Control of photodissociation: vibrational mode selection and quantum interference

Abstract

We present two methods for using lasers to control the photodissociation of small molecules and molecular complexes. The first method, which involves ternary aniline cluster cations consisting of aniline, water, and an aromatic molecule (benzene or pyrrole), utilizes the strong interaction between an NH stretching vibration and an adjacent hydrogen bond The infrared predissociation reactions of the cluster cations were investigated. Upon absorption of an infrared photon, the clusters dissociated and eliminated either water or the aromatic molecule. Measurements of the branching ratio for this reaction revealed that fission of the hydrogen bond was accelerated by excitation of the NH stretching vibration adjacent to the targeted hydrogen bond. The second method involves coherent control in the frequency domain. We investigated interference effects on the two-color dissociation of IBr using the fundamental (560 nm) and its second harmonic (280 nm).

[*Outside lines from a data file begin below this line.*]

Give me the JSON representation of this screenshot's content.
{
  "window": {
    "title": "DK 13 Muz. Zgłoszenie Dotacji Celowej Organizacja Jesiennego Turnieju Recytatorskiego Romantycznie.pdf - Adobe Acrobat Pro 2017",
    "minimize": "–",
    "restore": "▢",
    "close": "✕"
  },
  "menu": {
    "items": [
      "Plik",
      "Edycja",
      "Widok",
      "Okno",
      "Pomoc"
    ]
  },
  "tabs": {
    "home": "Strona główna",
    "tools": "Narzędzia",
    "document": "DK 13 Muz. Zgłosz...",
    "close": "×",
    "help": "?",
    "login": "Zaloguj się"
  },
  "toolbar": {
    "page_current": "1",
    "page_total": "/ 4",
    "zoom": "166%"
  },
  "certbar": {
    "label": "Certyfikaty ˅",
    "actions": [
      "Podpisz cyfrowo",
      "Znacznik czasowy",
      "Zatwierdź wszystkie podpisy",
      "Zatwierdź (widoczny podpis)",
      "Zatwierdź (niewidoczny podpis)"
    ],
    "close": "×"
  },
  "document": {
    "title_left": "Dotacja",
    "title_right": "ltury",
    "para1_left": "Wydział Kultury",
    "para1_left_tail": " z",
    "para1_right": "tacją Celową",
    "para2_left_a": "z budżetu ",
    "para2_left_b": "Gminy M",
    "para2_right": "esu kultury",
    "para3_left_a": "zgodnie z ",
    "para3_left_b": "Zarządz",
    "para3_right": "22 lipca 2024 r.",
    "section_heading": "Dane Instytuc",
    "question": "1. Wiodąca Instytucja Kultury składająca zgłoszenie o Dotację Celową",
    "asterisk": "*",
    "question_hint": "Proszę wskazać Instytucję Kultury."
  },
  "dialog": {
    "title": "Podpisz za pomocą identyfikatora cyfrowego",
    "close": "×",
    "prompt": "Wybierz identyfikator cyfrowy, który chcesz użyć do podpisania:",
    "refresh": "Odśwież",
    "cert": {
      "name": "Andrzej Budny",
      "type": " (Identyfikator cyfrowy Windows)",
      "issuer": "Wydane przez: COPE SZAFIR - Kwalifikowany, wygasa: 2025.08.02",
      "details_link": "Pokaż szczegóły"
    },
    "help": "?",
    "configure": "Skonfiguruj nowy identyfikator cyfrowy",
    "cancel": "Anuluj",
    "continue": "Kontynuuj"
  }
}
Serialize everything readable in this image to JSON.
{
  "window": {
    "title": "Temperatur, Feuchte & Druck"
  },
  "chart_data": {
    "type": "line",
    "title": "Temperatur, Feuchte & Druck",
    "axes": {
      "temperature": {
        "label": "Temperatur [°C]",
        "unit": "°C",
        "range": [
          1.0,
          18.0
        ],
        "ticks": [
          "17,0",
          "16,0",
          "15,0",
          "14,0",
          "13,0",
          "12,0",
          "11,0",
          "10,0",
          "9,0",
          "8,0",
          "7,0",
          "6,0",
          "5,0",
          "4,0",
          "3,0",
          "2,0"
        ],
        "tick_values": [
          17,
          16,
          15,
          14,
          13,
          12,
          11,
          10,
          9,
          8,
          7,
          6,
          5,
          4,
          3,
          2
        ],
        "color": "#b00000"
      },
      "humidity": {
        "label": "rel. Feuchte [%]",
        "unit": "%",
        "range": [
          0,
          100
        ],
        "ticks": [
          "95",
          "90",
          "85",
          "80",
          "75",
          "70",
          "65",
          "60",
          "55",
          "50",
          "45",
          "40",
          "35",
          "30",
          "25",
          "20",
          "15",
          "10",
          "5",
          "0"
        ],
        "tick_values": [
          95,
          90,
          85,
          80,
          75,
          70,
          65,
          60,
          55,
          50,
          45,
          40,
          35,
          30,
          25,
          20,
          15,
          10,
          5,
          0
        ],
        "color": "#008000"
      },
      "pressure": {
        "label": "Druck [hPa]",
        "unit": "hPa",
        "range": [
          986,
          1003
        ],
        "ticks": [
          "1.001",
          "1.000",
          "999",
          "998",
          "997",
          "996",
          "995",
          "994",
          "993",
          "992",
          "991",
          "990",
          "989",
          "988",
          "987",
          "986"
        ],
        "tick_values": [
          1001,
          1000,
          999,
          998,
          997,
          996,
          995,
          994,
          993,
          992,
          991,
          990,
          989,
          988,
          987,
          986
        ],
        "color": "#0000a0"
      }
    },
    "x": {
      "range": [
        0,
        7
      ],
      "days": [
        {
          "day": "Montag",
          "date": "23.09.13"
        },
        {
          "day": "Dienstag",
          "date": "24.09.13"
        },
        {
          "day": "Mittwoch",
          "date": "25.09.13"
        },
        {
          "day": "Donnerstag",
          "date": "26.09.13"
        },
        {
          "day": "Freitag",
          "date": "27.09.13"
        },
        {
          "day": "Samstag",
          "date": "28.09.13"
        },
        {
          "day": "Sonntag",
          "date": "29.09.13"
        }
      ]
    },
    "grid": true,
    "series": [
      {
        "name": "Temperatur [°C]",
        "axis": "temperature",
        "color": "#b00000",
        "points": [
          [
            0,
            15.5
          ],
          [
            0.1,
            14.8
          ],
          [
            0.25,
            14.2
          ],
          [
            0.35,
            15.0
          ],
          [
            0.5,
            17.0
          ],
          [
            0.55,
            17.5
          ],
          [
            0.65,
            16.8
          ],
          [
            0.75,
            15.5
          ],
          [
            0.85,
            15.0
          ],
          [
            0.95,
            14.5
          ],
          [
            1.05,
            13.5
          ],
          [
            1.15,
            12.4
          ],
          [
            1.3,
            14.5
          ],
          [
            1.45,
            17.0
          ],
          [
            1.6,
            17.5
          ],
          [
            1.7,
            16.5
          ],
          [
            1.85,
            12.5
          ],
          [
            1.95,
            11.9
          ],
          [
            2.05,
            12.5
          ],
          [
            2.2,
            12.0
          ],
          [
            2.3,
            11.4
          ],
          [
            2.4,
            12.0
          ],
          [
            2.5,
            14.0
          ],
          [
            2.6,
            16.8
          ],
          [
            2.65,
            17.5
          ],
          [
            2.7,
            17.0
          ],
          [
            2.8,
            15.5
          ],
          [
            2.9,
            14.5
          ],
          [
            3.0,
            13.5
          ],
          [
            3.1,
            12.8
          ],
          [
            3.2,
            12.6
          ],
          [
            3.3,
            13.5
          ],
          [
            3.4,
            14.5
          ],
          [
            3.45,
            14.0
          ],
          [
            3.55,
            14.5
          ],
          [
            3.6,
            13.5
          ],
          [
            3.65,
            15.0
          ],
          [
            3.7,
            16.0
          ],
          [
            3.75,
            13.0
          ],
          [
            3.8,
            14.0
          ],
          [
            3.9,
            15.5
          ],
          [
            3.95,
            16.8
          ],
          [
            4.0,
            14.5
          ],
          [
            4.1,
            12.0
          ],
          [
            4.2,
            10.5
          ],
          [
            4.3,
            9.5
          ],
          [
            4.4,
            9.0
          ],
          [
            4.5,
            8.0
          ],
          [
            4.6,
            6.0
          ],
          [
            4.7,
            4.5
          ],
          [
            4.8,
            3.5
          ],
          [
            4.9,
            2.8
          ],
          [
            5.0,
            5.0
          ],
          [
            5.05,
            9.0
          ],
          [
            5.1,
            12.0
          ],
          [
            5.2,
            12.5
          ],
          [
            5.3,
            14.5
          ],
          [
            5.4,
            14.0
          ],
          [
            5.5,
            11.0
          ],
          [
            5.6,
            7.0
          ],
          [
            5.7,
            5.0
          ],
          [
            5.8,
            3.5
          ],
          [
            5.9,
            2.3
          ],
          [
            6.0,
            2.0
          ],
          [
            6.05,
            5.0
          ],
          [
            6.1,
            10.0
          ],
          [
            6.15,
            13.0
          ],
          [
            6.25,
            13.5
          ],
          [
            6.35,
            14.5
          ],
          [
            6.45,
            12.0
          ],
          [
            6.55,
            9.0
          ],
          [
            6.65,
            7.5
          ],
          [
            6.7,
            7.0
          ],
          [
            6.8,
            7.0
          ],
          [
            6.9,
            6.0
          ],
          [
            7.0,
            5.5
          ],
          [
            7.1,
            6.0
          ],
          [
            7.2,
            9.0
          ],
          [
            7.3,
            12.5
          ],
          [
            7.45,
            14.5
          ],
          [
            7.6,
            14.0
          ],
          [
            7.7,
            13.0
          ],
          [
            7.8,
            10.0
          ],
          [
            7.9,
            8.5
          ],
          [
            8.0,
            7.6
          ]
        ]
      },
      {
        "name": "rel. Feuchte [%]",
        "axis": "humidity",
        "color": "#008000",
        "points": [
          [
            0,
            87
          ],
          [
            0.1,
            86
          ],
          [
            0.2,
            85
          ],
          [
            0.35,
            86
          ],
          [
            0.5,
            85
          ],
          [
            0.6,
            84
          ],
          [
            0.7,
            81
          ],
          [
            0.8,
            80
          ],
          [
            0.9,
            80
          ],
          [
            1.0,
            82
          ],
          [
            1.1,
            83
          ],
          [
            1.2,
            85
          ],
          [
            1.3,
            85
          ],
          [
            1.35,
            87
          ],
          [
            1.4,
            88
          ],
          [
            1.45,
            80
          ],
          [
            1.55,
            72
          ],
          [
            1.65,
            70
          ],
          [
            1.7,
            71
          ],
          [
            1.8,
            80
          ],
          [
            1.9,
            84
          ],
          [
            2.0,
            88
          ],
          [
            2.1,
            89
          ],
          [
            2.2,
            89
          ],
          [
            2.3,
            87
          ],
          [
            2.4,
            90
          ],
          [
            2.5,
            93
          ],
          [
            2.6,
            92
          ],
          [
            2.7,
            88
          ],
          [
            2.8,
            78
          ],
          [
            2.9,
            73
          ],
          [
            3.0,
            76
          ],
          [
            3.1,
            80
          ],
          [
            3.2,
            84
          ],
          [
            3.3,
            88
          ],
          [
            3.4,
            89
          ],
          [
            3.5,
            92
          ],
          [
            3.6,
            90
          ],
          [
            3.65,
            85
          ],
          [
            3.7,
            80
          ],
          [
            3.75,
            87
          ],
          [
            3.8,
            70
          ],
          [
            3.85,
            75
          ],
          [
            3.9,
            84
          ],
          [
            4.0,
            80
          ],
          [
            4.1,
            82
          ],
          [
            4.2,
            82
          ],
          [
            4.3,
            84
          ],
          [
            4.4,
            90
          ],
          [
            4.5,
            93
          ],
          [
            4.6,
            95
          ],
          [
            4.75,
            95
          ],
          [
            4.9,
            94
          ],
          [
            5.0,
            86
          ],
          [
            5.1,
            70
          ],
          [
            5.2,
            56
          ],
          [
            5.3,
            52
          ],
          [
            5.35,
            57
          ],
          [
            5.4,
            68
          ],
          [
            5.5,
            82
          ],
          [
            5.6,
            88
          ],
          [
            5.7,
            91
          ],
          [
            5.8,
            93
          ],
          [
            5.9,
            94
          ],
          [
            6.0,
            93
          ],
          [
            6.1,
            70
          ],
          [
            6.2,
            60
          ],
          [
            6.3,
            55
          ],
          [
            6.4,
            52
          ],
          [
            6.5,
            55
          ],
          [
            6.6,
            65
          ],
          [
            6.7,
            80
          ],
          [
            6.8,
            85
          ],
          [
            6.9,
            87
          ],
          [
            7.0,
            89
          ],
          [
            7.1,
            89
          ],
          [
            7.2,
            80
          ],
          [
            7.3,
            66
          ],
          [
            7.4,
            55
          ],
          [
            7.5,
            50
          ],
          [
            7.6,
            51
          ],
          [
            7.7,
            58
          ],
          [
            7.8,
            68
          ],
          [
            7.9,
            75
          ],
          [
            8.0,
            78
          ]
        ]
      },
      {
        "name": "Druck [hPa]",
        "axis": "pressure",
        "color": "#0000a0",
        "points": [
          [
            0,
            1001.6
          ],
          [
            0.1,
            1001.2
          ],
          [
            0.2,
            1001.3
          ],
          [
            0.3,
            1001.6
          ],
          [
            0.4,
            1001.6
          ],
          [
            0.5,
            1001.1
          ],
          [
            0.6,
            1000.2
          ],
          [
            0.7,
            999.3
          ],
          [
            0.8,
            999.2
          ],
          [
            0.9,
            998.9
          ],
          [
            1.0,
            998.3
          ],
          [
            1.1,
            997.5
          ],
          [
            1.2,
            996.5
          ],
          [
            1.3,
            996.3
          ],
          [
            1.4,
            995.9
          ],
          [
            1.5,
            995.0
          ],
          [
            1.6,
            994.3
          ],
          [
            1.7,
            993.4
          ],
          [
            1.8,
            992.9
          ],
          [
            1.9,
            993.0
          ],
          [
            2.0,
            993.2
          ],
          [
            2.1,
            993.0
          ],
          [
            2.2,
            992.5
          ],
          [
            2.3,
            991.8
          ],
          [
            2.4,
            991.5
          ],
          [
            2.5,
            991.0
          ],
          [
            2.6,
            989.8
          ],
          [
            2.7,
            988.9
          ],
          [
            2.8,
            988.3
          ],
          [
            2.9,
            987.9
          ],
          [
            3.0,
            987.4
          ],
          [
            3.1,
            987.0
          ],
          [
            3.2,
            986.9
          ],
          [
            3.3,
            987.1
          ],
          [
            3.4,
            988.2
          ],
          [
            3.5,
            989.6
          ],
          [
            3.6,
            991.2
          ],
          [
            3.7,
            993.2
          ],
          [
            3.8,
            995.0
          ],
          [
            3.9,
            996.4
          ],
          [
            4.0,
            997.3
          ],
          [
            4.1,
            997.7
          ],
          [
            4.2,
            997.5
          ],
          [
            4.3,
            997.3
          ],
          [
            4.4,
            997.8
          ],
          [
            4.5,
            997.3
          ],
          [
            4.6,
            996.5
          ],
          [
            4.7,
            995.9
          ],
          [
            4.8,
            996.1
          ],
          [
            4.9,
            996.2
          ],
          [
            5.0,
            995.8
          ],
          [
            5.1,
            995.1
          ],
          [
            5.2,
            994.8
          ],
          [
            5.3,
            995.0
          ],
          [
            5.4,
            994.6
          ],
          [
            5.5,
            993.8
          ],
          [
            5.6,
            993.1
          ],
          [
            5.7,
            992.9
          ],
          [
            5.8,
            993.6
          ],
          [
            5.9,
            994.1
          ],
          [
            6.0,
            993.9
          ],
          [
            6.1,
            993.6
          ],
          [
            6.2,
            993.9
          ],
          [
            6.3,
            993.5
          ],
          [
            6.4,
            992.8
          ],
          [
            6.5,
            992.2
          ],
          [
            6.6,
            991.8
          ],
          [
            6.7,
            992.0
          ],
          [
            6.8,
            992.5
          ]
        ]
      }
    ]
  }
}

In the strong-excitation regime by the fundamental light (∼ 1.3×10 10 W cm −2 ), the yield of iodine atoms from IBr oscillated with the relative phase of the 560 and 280 nm light, whereas no change was observed in its angular distribution. This phase-dependent behavior can be explained by interference between the one-photon transition induced by the second-harmonic light and the dipole-forbidden two-photon transition induced by the strong fundamental light.